Couples in cohabiting relationships do not have this obligation to provide financially for one another.

A party to a marriage/civil partnership may seek financial assistance from their spouse/civil partner for the duration of their lifetime, even if the marriage/civil partnership has ended.

This is not available to cohabitees.

A party to a marriage/civil partnership gains a specific right of occupation on marriage/civil partnership and the right not to be evicted from the family home these are known as home rights and determine the type of occupation order that may be available to a spouse/civil partner if the relationship breaks down.

Cohabitees do not have the same specific right of occupation as married couples/those in civil partnerships. It may be possible for cohabitees to obtain an occupation order but different criteria apply.

A  father married to a mother gains automatic parental responsibility for any child of the mother. A civil partner will acquire parental responsibility for the child of the other civil partner.

An unmarried father only obtains parental responsibility by order of the court or by agreement with the mother unless the child is born after 1 December 2003 and the father is named on the birth certificate – under these circumstances the father will automatically have parental responsibility for that child.
Spouses/civil partners received favourable tax treatment such a tax exemption on gifts between spouses and certain exemptions on inheritance tax should their spouse/civil partner die.

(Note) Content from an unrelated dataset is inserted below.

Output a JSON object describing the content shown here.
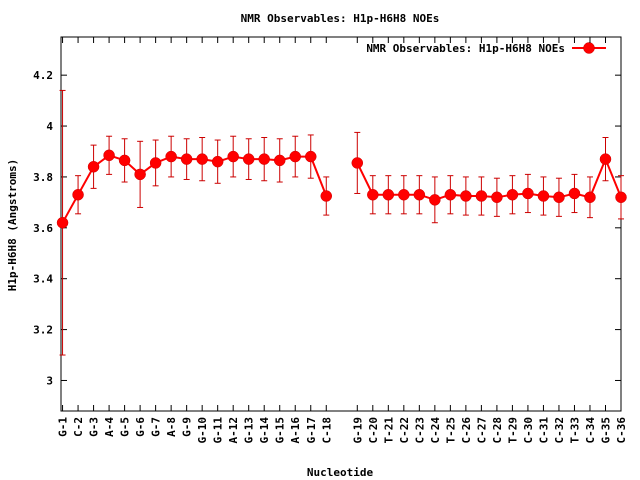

Cohabitees do not receive any form of favourable tax treatment.

Should a spouse/civil partner wish to make an application for financial provision from the estate of their deceased spouse/civil partner they are treated more favourably in terms of the factors to which the court must have regard in determining that application. Any person who before the death of another person was being maintained by that other person may make an application for financial provision from the estate of the deceased but must comply with a more stringent criteria.

However, the Children Act does not consider whether a couple is married or unmarried and it is possible, as a cohabitee, to make a claim on behalf of your child using the Children Act.

Furthermore, if you have cohabited and jointly owned property with your former cohabitee, you will have claim on that property.

It is important to consider the legal implications or lack thereof when deciding whether to not to cohabit with your significant other.